Que faire avant une l.d.h prise de sang pour obtenir un résultat fiable ?

L’arrêt brutal d’un traitement, une séance de sport trop intense la veille, ou encore un apéritif improvisé : voilà quelques gestes qui, sans prévenir, modifient les résultats d’une prise de sang LDH. Même une période de jeûne prolongée suffit parfois à brouiller les cartes. Ces paramètres, souvent sous-estimés, peuvent fausser l’analyse des lactates déshydrogénases et donc l’interprétation du bilan sanguin.

En pratique, le prélèvement de LDH se fait le plus souvent sans contrainte particulière sur l’alimentation. Pourtant, certains laboratoires imposent le jeûne afin de garantir une comparaison fiable des valeurs. Les patients ayant des antécédents médicaux particuliers, eux, doivent parfois adapter leurs habitudes sous l’œil attentif du prescripteur. Cela réduit le risque d’erreur lors de l’analyse et oriente le diagnostic dans la bonne direction.

LDH et analyses sanguines : comprendre ce que révèle votre prise de sang

Le dosage des lactates déshydrogénases (LDH) occupe une place de choix dans les bilans sanguins. Cette enzyme, présente dans presque toutes les cellules, joue un rôle clé dans le métabolisme énergétique du corps. Lorsqu’une cellule subit un dommage, elle libère son contenu, LDH comprise, dans la circulation sanguine. Cet indicateur n’est pas spécifique d’une maladie précise, mais il éclaire souvent sur une lésion tissulaire, qu’elle soit d’origine hépatique, musculaire ou encore hématologique.

Sur le compte-rendu de la formule sanguine ou lors d’un bilan NFS, la LDH complète les analyses classiques : globules rouges, globules blancs et plaquettes. Un taux qui grimpe attire forcément l’attention du médecin, car il suggère une destruction cellulaire, qu’elle soit liée à une maladie inflammatoire, une hémolyse ou un cancer. On surveille particulièrement la LDH en onco-hématologie, pour suivre l’évolution d’une tumeur ou mesurer l’efficacité d’un traitement.

La valeur normale de la LDH dépend du laboratoire et du protocole utilisé. En France, la plupart annoncent un intervalle compris entre 120 et 240 UI/L, mais chaque établissement précise ses propres valeurs de référence sur le rapport d’analyse. Cette disparité s’explique par des différences de réactifs et de calibrage des appareils. Interpréter le taux de LDH sans tenir compte du contexte médical, ni des autres résultats biologiques, conduit souvent à des conclusions hâtives.

Jeune homme dans une salle d

Préparation avant une prise de sang LDH : conseils essentiels pour des résultats fiables

La qualité d’un dosage de lactate déshydrogénase se joue autant dans le laboratoire qu’en amont, au moment de la préparation. Pour réduire les fluctuations et garantir une interprétation claire, quelques règles simples méritent d’être suivies.

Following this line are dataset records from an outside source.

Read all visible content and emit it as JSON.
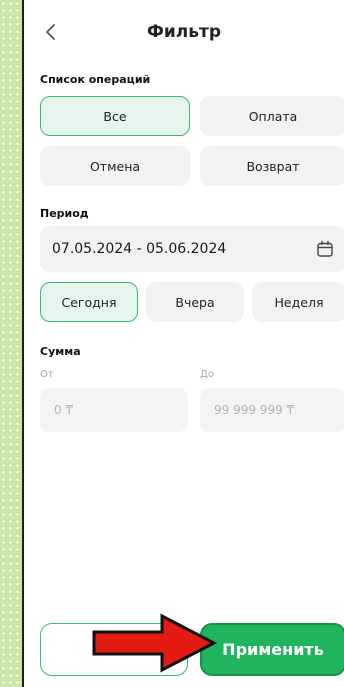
{
  "header": {
    "title": "Фильтр"
  },
  "operations": {
    "label": "Список операций",
    "options": [
      "Все",
      "Оплата",
      "Отмена",
      "Возврат"
    ],
    "selected": "Все"
  },
  "period": {
    "label": "Период",
    "date_range": "07.05.2024 - 05.06.2024",
    "quick": [
      "Сегодня",
      "Вчера",
      "Неделя"
    ],
    "selected": "Сегодня"
  },
  "amount": {
    "label": "Сумма",
    "from_label": "От",
    "from_placeholder": "0 ₸",
    "to_label": "До",
    "to_placeholder": "99 999 999 ₸"
  },
  "footer": {
    "reset_label": "Сбросить",
    "reset_visible_text": "Сб",
    "apply_label": "Применить"
  },
  "colors": {
    "accent": "#21b45e",
    "annotation_arrow": "#e41b13"
  },
  "icons": [
    "back-chevron-icon",
    "calendar-icon",
    "red-arrow-annotation"
  ]
}
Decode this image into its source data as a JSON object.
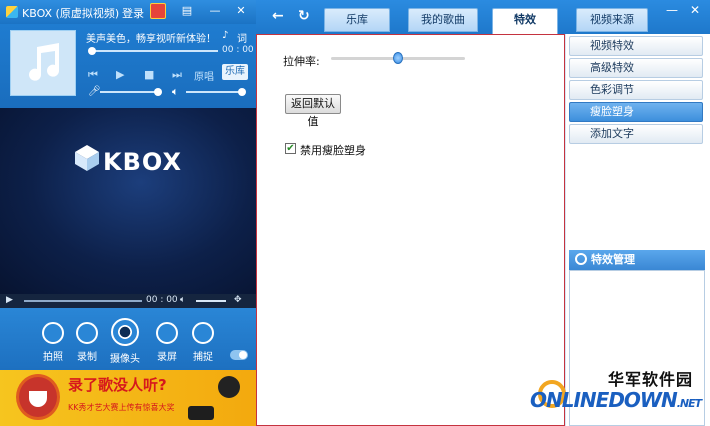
{
  "left": {
    "app_title": "KBOX (原虚拟视频)",
    "login_label": "登录",
    "window_buttons": [
      "▤",
      "—",
      "✕"
    ],
    "song_text": "美声美色，畅享视听新体验！",
    "song_ctl1": "♪",
    "song_ctl2": "词",
    "time": "00 : 00",
    "karaoke_label": "原唱",
    "library_button": "乐库",
    "video_logo": "KBOX",
    "video_time": "00 : 00",
    "tools": [
      {
        "label": "拍照"
      },
      {
        "label": "录制"
      },
      {
        "label": "摄像头"
      },
      {
        "label": "录屏"
      },
      {
        "label": "捕捉"
      }
    ],
    "ad_title": "录了歌没人听?",
    "ad_sub": "KK秀才艺大赛上传有惊喜大奖"
  },
  "top": {
    "tabs": [
      "乐库",
      "我的歌曲",
      "特效",
      "视频来源"
    ],
    "active_tab": "特效",
    "right_btns": [
      "—",
      "✕"
    ]
  },
  "panel": {
    "stretch_label": "拉伸率:",
    "stretch_value_pct": 47,
    "reset_button": "返回默认值",
    "checkbox_label": "禁用瘦脸塑身",
    "checkbox_checked": true
  },
  "side": {
    "buttons": [
      "视频特效",
      "高级特效",
      "色彩调节",
      "瘦脸塑身",
      "添加文字"
    ],
    "active": "瘦脸塑身",
    "manager_title": "特效管理"
  },
  "watermark": {
    "cn": "华军软件园",
    "en": "ONLINEDOWN",
    "net": ".NET"
  }
}
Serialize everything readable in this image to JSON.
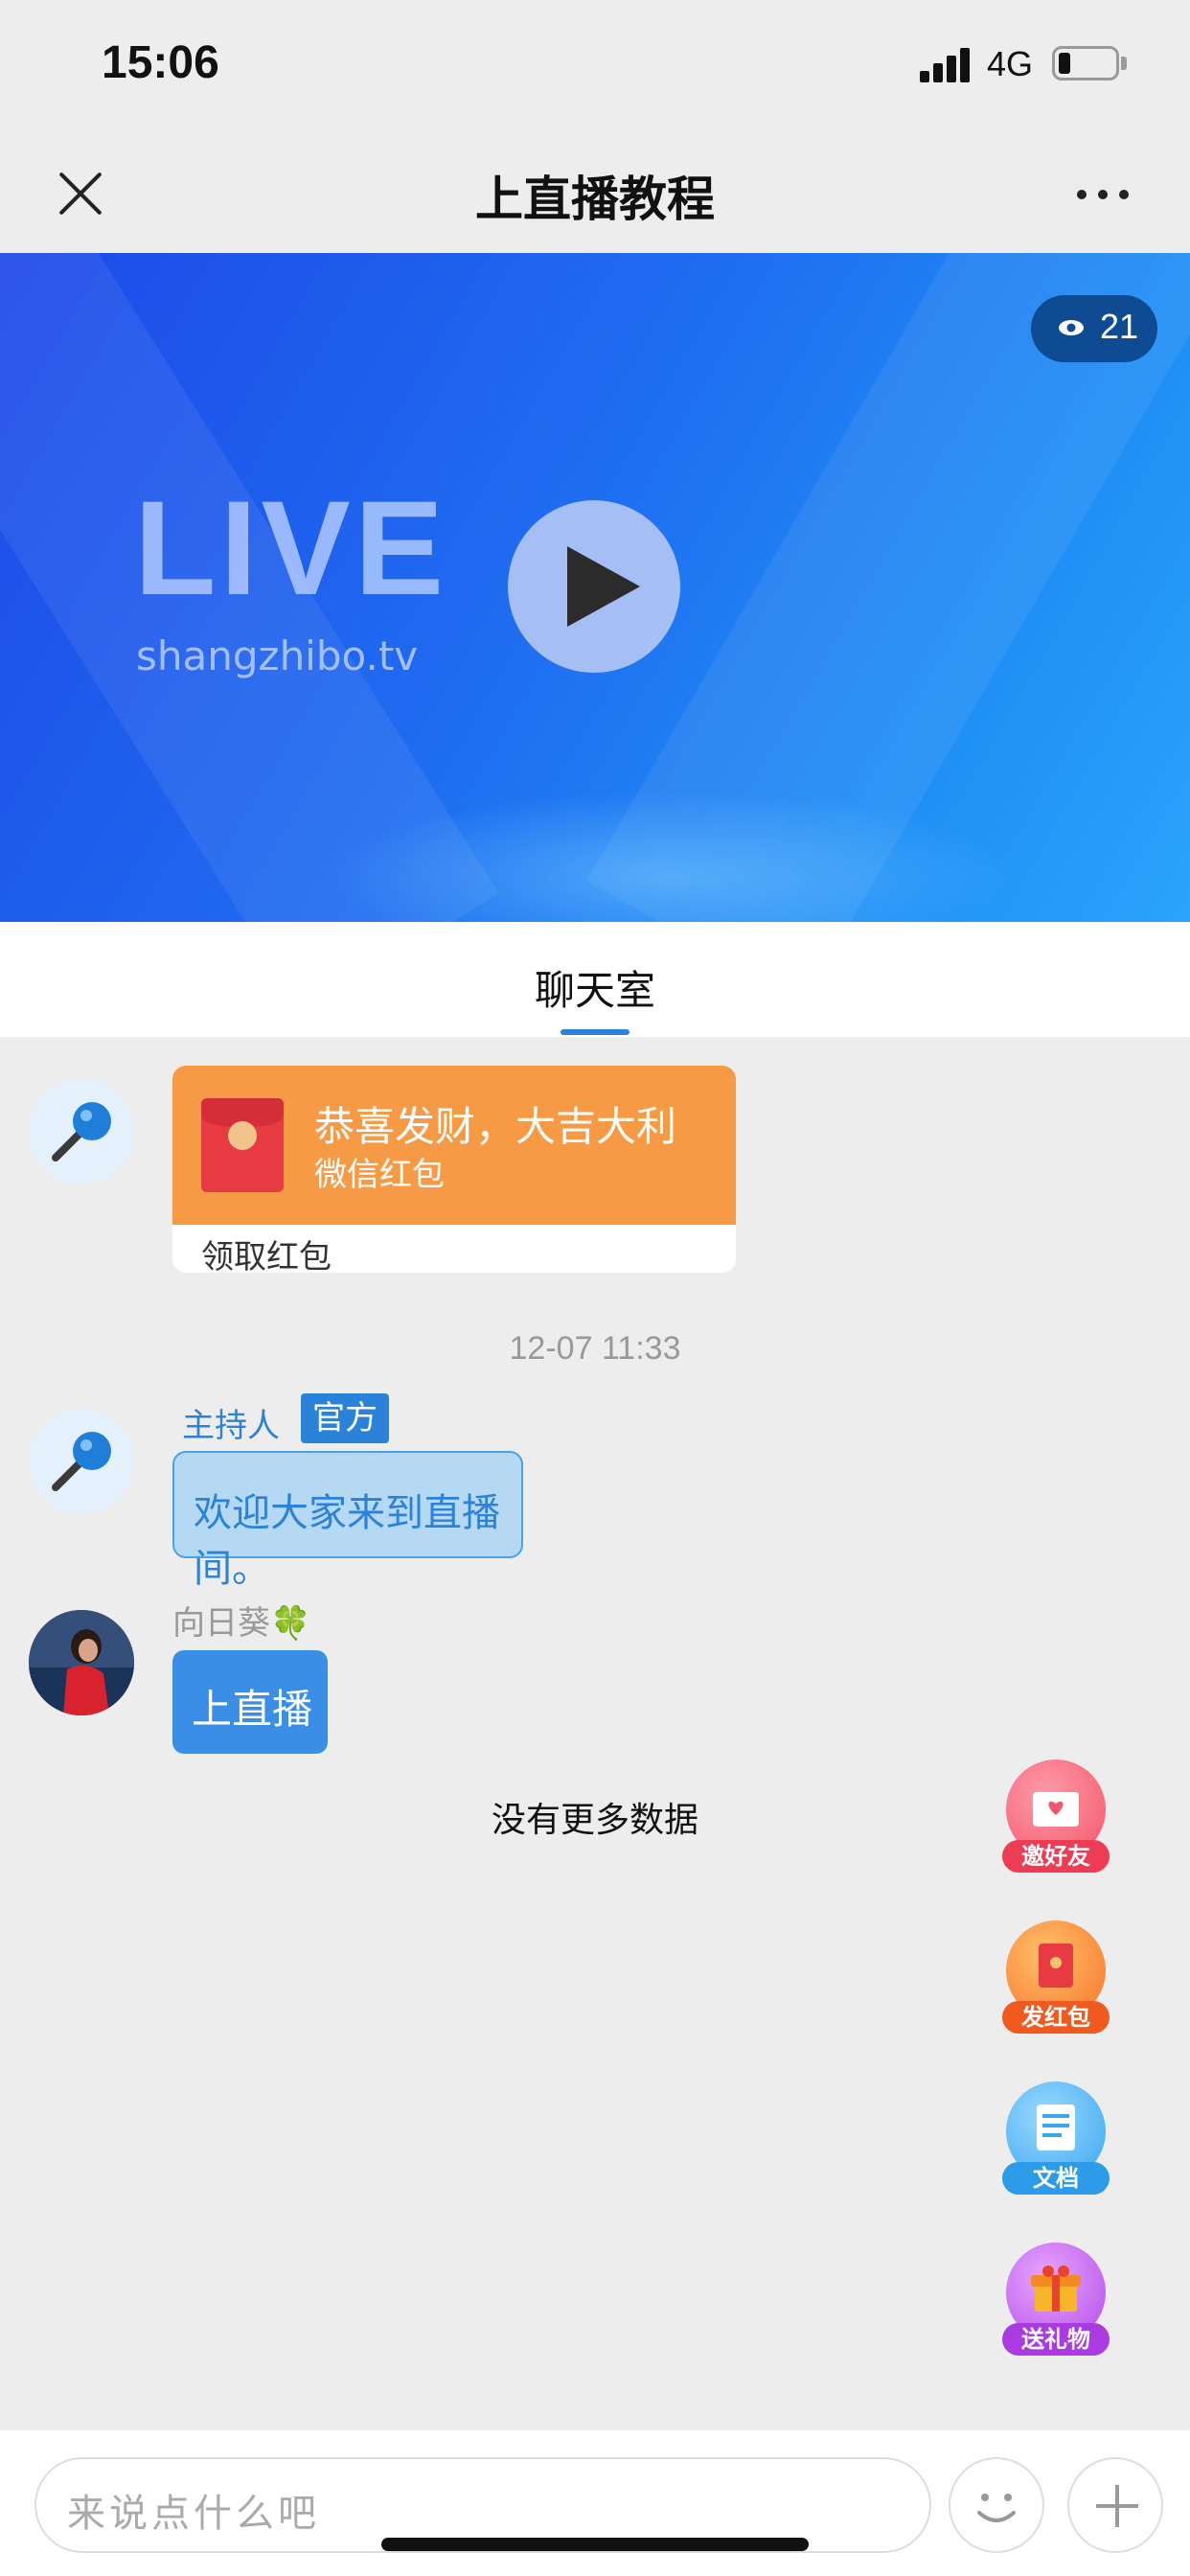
{
  "status_bar": {
    "time": "15:06",
    "network": "4G"
  },
  "nav": {
    "title": "上直播教程"
  },
  "video": {
    "viewer_count": "21",
    "logo_text": "LIVE",
    "logo_site": "shangzhibo.tv"
  },
  "tabs": [
    {
      "label": "聊天室",
      "active": true
    }
  ],
  "chat": {
    "red_packet": {
      "title": "恭喜发财，大吉大利",
      "subtitle": "微信红包",
      "action": "领取红包"
    },
    "timestamp": "12-07 11:33",
    "host_message": {
      "name": "主持人",
      "badge": "官方",
      "text": "欢迎大家来到直播间。"
    },
    "user_message": {
      "name": "向日葵🍀",
      "text": "上直播"
    },
    "end_text": "没有更多数据"
  },
  "fab_buttons": [
    {
      "label": "邀好友",
      "icon": "invite-icon",
      "color": "#f2566a"
    },
    {
      "label": "发红包",
      "icon": "red-packet-icon",
      "color": "#f7732a"
    },
    {
      "label": "文档",
      "icon": "document-icon",
      "color": "#39a7f0"
    },
    {
      "label": "送礼物",
      "icon": "gift-icon",
      "color": "#b54be8"
    }
  ],
  "input": {
    "placeholder": "来说点什么吧"
  },
  "colors": {
    "accent": "#2b82d9",
    "video_bg": "#1f6cf0",
    "red_packet": "#f79a45"
  }
}
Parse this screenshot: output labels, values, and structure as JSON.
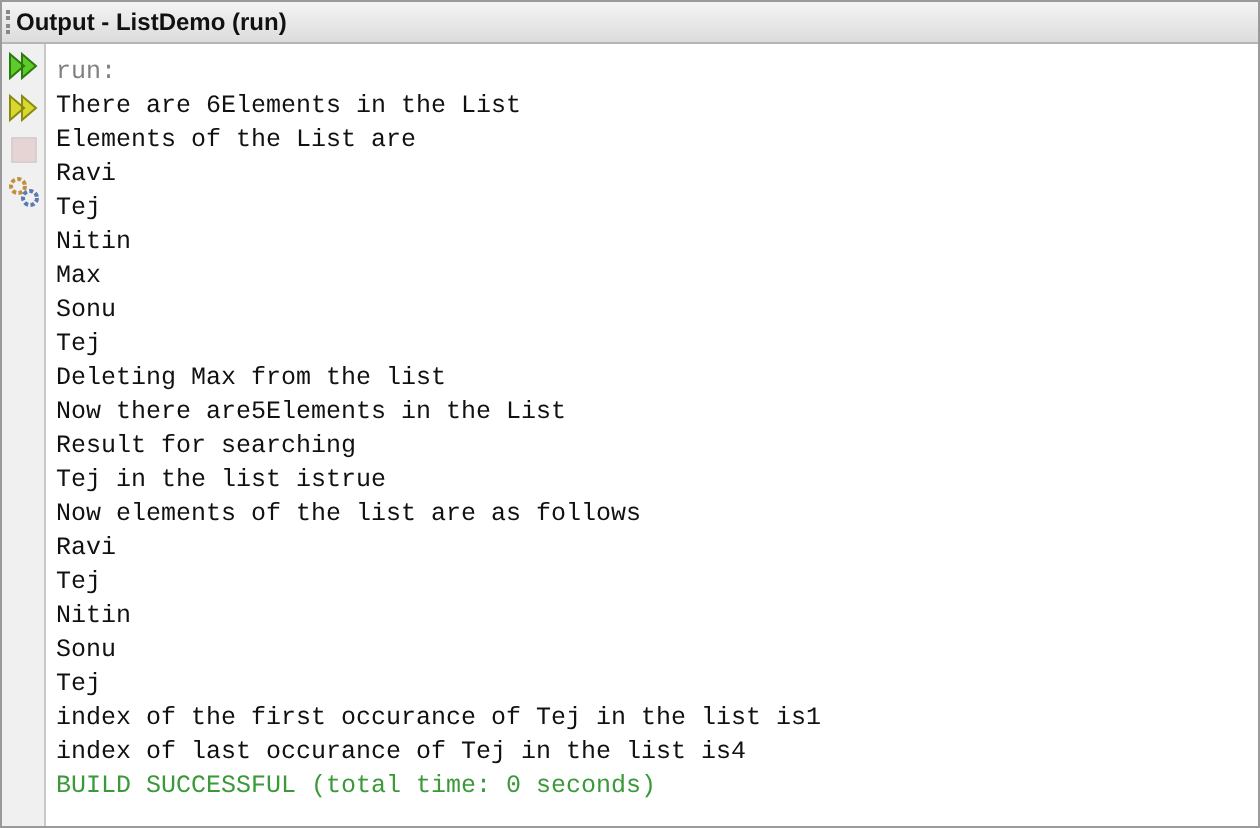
{
  "window": {
    "title": "Output - ListDemo (run)"
  },
  "toolbar": [
    {
      "kind": "rerun",
      "disabled": false
    },
    {
      "kind": "rerun-params",
      "disabled": false
    },
    {
      "kind": "stop",
      "disabled": true
    },
    {
      "kind": "settings",
      "disabled": false
    }
  ],
  "output_lines": [
    {
      "kind": "info",
      "text": "run:"
    },
    {
      "kind": "out",
      "text": "There are 6Elements in the List"
    },
    {
      "kind": "out",
      "text": "Elements of the List are"
    },
    {
      "kind": "out",
      "text": "Ravi"
    },
    {
      "kind": "out",
      "text": "Tej"
    },
    {
      "kind": "out",
      "text": "Nitin"
    },
    {
      "kind": "out",
      "text": "Max"
    },
    {
      "kind": "out",
      "text": "Sonu"
    },
    {
      "kind": "out",
      "text": "Tej"
    },
    {
      "kind": "out",
      "text": "Deleting Max from the list"
    },
    {
      "kind": "out",
      "text": "Now there are5Elements in the List"
    },
    {
      "kind": "out",
      "text": "Result for searching"
    },
    {
      "kind": "out",
      "text": "Tej in the list istrue"
    },
    {
      "kind": "out",
      "text": "Now elements of the list are as follows"
    },
    {
      "kind": "out",
      "text": "Ravi"
    },
    {
      "kind": "out",
      "text": "Tej"
    },
    {
      "kind": "out",
      "text": "Nitin"
    },
    {
      "kind": "out",
      "text": "Sonu"
    },
    {
      "kind": "out",
      "text": "Tej"
    },
    {
      "kind": "out",
      "text": "index of the first occurance of Tej in the list is1"
    },
    {
      "kind": "out",
      "text": "index of last occurance of Tej in the list is4"
    },
    {
      "kind": "success",
      "text": "BUILD SUCCESSFUL (total time: 0 seconds)"
    }
  ]
}
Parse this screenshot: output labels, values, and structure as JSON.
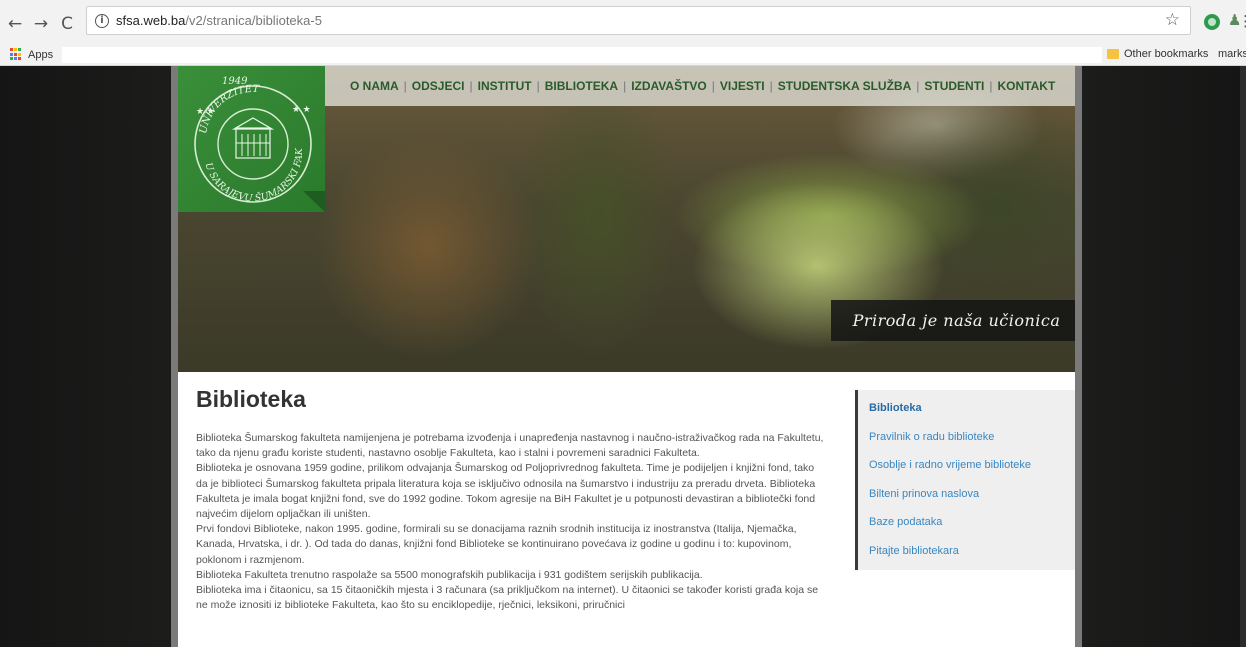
{
  "browser": {
    "url_domain": "sfsa.web.ba",
    "url_path": "/v2/stranica/biblioteka-5",
    "bookmarks_apps": "Apps",
    "bookmarks_other": "Other bookmarks",
    "bookmarks_overflow": "marks",
    "apps_icon_colors": [
      "#ea4335",
      "#fbbc05",
      "#34a853",
      "#4285f4",
      "#ea4335",
      "#fbbc05",
      "#34a853",
      "#4285f4",
      "#ea4335"
    ]
  },
  "nav": {
    "items": [
      "O NAMA",
      "ODSJECI",
      "INSTITUT",
      "BIBLIOTEKA",
      "IZDAVAŠTVO",
      "VIJESTI",
      "STUDENTSKA SLUŽBA",
      "STUDENTI",
      "KONTAKT"
    ],
    "separator": "|"
  },
  "logo": {
    "year": "1949",
    "top_text": "UNIVERZITET",
    "mid_text": "U SARAJEVU",
    "bottom_text": "ŠUMARSKI FAKULTET",
    "color": "#2e8b2e"
  },
  "banner": {
    "slogan": "Priroda je naša učionica"
  },
  "page": {
    "title": "Biblioteka",
    "paragraphs": [
      "Biblioteka Šumarskog fakulteta namijenjena je potrebama izvođenja i unapređenja nastavnog i naučno-istraživačkog rada na Fakultetu, tako da njenu građu koriste studenti, nastavno osoblje  Fakulteta, kao i stalni i povremeni saradnici Fakulteta.",
      "Biblioteka je osnovana 1959 godine, prilikom odvajanja Šumarskog od Poljoprivrednog fakulteta. Time je podijeljen i knjižni fond, tako da je biblioteci Šumarskog fakulteta pripala literatura koja se isključivo odnosila na šumarstvo i industriju za preradu drveta. Biblioteka Fakulteta je imala bogat knjižni fond, sve do 1992 godine. Tokom agresije na BiH Fakultet je u potpunosti devastiran a bibliotečki fond najvećim dijelom opljačkan ili uništen.",
      "Prvi fondovi  Biblioteke, nakon 1995. godine, formirali su se donacijama raznih srodnih institucija iz inostranstva (Italija, Njemačka, Kanada, Hrvatska,  i dr. ). Od tada do danas, knjižni fond Biblioteke se kontinuirano povećava iz godine u godinu i to: kupovinom, poklonom i razmjenom.",
      "Biblioteka Fakulteta trenutno raspolaže sa 5500 monografskih publikacija i 931 godištem serijskih publikacija.",
      "Biblioteka ima i čitaonicu, sa 15 čitaoničkih mjesta i 3 računara (sa priključkom na internet). U čitaonici se također koristi građa koja se ne može iznositi iz biblioteke Fakulteta, kao što su enciklopedije, rječnici, leksikoni, priručnici"
    ]
  },
  "sidebar": {
    "items": [
      {
        "label": "Biblioteka",
        "active": true
      },
      {
        "label": "Pravilnik o radu biblioteke",
        "active": false
      },
      {
        "label": "Osoblje i radno vrijeme biblioteke",
        "active": false
      },
      {
        "label": "Bilteni prinova naslova",
        "active": false
      },
      {
        "label": "Baze podataka",
        "active": false
      },
      {
        "label": "Pitajte bibliotekara",
        "active": false
      }
    ]
  }
}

Avant la prise de sang : adoptez les bons réflexes

Voici les principaux points à vérifier pour mettre toutes les chances de votre côté lors d’un prélèvement LDH :

  • Jeûne : dans la plupart des situations, il n’est pas nécessaire de rester à jeun avant de doser la LDH. Cependant, si d’autres analyses sont prévues en parallèle, par exemple un cholestérol, un bilan lipidique ou un ionogramme sanguin,, le laboratoire peut exiger une abstinence alimentaire de 8 à 12 heures.
  • Médicaments : certains traitements, comme les anticoagulants, anti-inflammatoires ou chimiothérapies, sont susceptibles d’influencer les résultats. Il est donc indispensable de signaler au biologiste toute prise de médicament récente.
  • Effort physique : pratiquer un sport ou un exercice physique soutenu provoque une élévation temporaire de la LDH, conséquence de la libération d’enzymes par les muscles sollicités. Idéalement, on attend 24 heures de repos avant le prélèvement.
  • Autres examens associés : il arrive que le médecin prescrive en même temps une analyse de protéine C-réactive (CRP), de débit de filtration glomérulaire (DFG) ou d’électrolytes (sodium, potassium) pour affiner l’évaluation d’une inflammation ou d’un problème d’organe.

L’heure du prélèvement, le niveau de stress ressenti, mais aussi le temps écoulé avant l’analyse de l’échantillon peuvent tous influencer la stabilité de l’enzyme LDH. N’hésitez pas à questionner le laboratoire sur les éventuelles contraintes à respecter en fonction de votre situation personnelle. Ce souci du détail partagé par le patient, le prescripteur et le biologiste offre une lecture plus juste des résultats et limite les risques d’erreur. Face à la complexité du vivant, la précision reste votre meilleur allié.